Je le connaissais déjà.
C’est là que se tenaient les séances de la Société d’Histoire
Naturelle d’Afrique du Nord. J’y assistais assez régulièrement ce qui
m’avait permis d’apercevoir ou même de rencontrer quelques unes des
gloires « historiques », certaines toujours alertes, des fameux
naturalistes de l’Ecole d’Alger : Seurat, Rose, le Père Maire, Edmond
Sergent. Et c’est vrai que, nonagénaires pour la plupart, ils étaient
impressionnants, ces Pères fondateurs.
L’amphi B appartenait au premier carré des bâtiments de
Sciences Nat qui avaient connu Trolard et Trabut. Il épousait la
descente de l’escalier déjà décrit (1), à l’ombre des dragonniers
séculaires. On y accédait par deux paliers intermédiaires, un en haut,
un en bas, correspondant aux portes de l’amphi. Les étudiants s’y
agglutinaient aux intercours.
Un troisième palier, un peu plus haut accueillait une
pissotière vétuste mais bien commode dont les installations (au grand
déplaisir des malheureuses filles) semblaient dater de l’époque turque.
En haut des escaliers le coin du mur portait une vieille
inscription au pochoir en rouge délavé « Amphi B » avec une flèche
descendante, débouchant droit sur cette pissotière, ce qui nous faisait
sourire.
Par amalgame on désignait familièrement cet escalier :
L’escalier B.
L’atmosphère de l’amphi B n’avait plus rien à voir avec
celle de l’amphi C.
C’était une case tribale ; un club d’habitués.
Courtoisie feutrée et langage « soft » entre les « élus »
et rapports confiants, sans barrière inutile, entre le conférencier et
sa salle. En bref on devenait grands !

Je n’ai que cette mauvaise
photo de l’amphi B, juste avant l'arrivée du prof,
mais je vous la présente quand même ;
certains reconnaîtront l'amphi, et, peut-être, s’y reconnaîtront.
Les mâchoires de Francis
Bernard
La première année (1957-58) c’était encore les « grands »

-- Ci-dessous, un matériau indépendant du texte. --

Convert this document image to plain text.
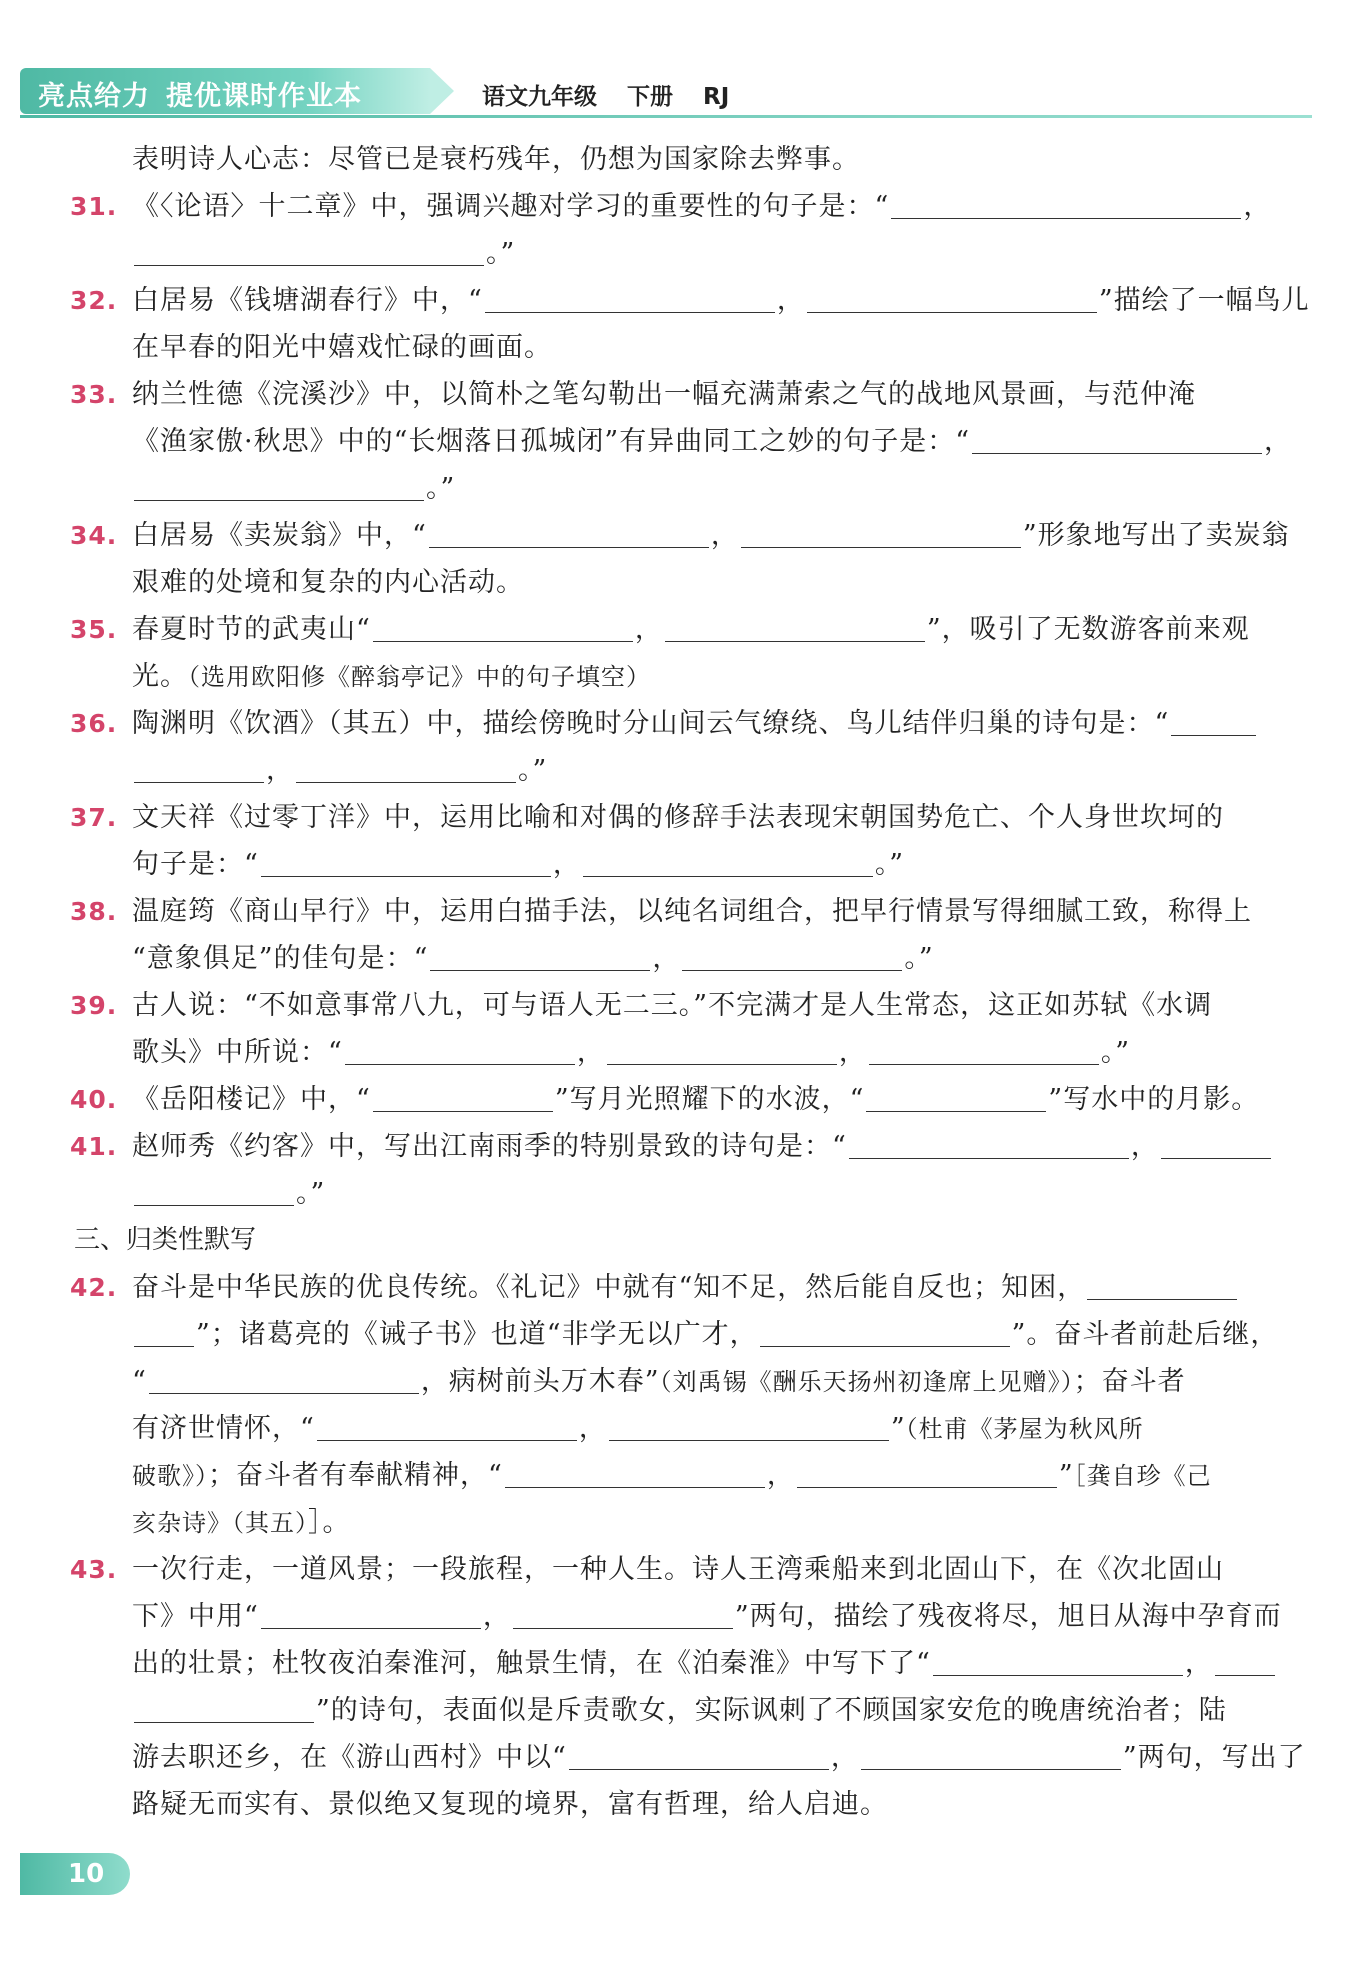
亮点给力 提优课时作业本	语文九年级 下册 RJ
表明诗人心志：尽管已是衰朽残年，仍想为国家除去弊事。
31. 《〈论语〉十二章》中，强调兴趣对学习的重要性的句子是：“	，
。”
32. 白居易《钱塘湖春行》中，“	，	”描绘了一幅鸟儿
在早春的阳光中嬉戏忙碌的画面。
33. 纳兰性德《浣溪沙》中，以简朴之笔勾勒出一幅充满萧索之气的战地风景画，与范仲淹
《渔家傲·秋思》中的“长烟落日孤城闭”有异曲同工之妙的句子是：“	，
。”
34. 白居易《卖炭翁》中，“	，	”形象地写出了卖炭翁
艰难的处境和复杂的内心活动。
35. 春夏时节的武夷山“	，	”，吸引了无数游客前来观
光。（选用欧阳修《醉翁亭记》中的句子填空）
36. 陶渊明《饮酒》（其五）中，描绘傍晚时分山间云气缭绕、鸟儿结伴归巢的诗句是：“
，	。”
37. 文天祥《过零丁洋》中，运用比喻和对偶的修辞手法表现宋朝国势危亡、个人身世坎坷的
句子是：“	，	。”
38. 温庭筠《商山早行》中，运用白描手法，以纯名词组合，把早行情景写得细腻工致，称得上
“意象俱足”的佳句是：“	，	。”
39. 古人说：“不如意事常八九，可与语人无二三。”不完满才是人生常态，这正如苏轼《水调
歌头》中所说：“	，	，	。”
40. 《岳阳楼记》中，“	”写月光照耀下的水波，“	”写水中的月影。
41. 赵师秀《约客》中，写出江南雨季的特别景致的诗句是：“	，
。”
三、归类性默写
42. 奋斗是中华民族的优良传统。《礼记》中就有“知不足，然后能自反也；知困，
”；诸葛亮的《诫子书》也道“非学无以广才，	”。奋斗者前赴后继，
“	，病树前头万木春”（刘禹锡《酬乐天扬州初逢席上见赠》）；奋斗者
有济世情怀，“	，	”（杜甫《茅屋为秋风所
破歌》）；奋斗者有奉献精神，“	，	”［龚自珍《己
亥杂诗》（其五）］。
43. 一次行走，一道风景；一段旅程，一种人生。诗人王湾乘船来到北固山下，在《次北固山
下》中用“	，	”两句，描绘了残夜将尽，旭日从海中孕育而
出的壮景；杜牧夜泊秦淮河，触景生情，在《泊秦淮》中写下了“	，
”的诗句，表面似是斥责歌女，实际讽刺了不顾国家安危的晚唐统治者；陆
游去职还乡，在《游山西村》中以“	，	”两句，写出了
路疑无而实有、景似绝又复现的境界，富有哲理，给人启迪。
10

certificats : au programme toute la Zoologie. Bon, j’étais là
précisément pour ça.
Les crustacés avec Durchon (lumineux, comme d’habitude),
les oiseaux avec Amouriq (avec une belle collection à dessiner en TP,
dans la petite salle pleine de vestiges d’un autre âge, avec une dent de
poisson-scie accrochée au mur), les coelentérés, les échinodermes et
les tuniciers avec Hollande, redoutablement intelligent, mais d’un
contact assez particulier.
Bernard nous fit d’abord une suite de cours bien tournés
et intéressants sur l’évolution générale des vertébrés et leur
adaptation aux milieux spéciaux (aquatique et désertique) puis, hélas,
se consacra à sa dernière marotte, l’évolution des formules dentaires de
mammifères.
L’horreur !
Des heures et des heures de quenottes et de mâchoires
insipides, se succédant détail après détail, les unes derrière les
autres, en commençant par celles des fossiles, reconstituées par
extrapolation douteuse, au départ de fragments informes qui nous
semblaient plus que suspects !…
Inavalable !
Heureusement Denise Coustaut, Assistante de « Tonton »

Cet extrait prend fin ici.